All of these statements are bullshit. If we believe them, they become self-fulfilling prophecies. If we reject them outright, maybe people think we’re wearing rose-colored glasses at first. But we can let go of the assumptions.

Instead of predicting what will or won’t happen in the future, pick a goal and work on it. Instead of telling yourself that your dreams are impossible, ask yourself, “What if there were a way?” What would that look like? How would it feel?

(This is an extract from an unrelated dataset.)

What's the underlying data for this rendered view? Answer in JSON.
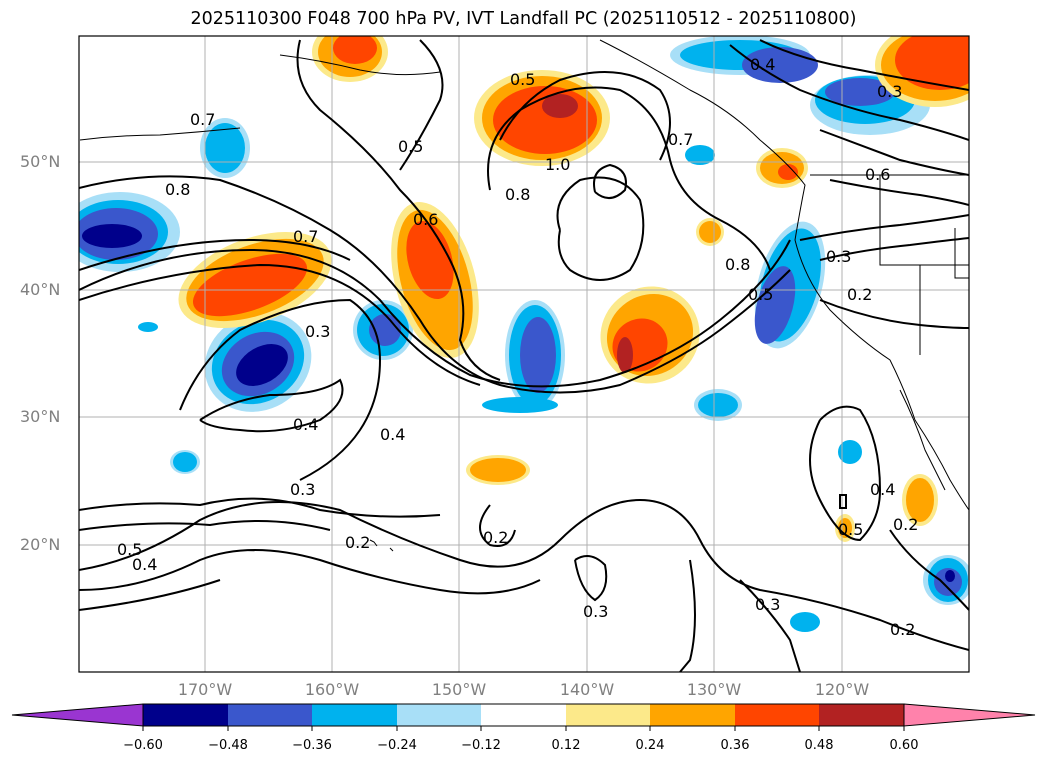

When you’re ready to start making things happen, talk about it. Tweet about it. Post it on Facebook. Make a Pinterest board for it. Let your wishes be known. This isn’t some magical visualization technique I’m giving you, it’s practical advice. If you start talking about big ideas, soon people will know you as “That chick with all the big ideas,” and when the right people hear about it, they will want to be part of what you’re up to.

And finally, don’t beat yourself up if things don’t go your way immediately. I must have tried hundreds of hair-brained schemes before I figured out how to do what I love in a sustainable way. We are in a constant process of evolution, and it takes practice and patience to move in the direction you want. We may never really “get there,” but we have the option to enjoy the journey.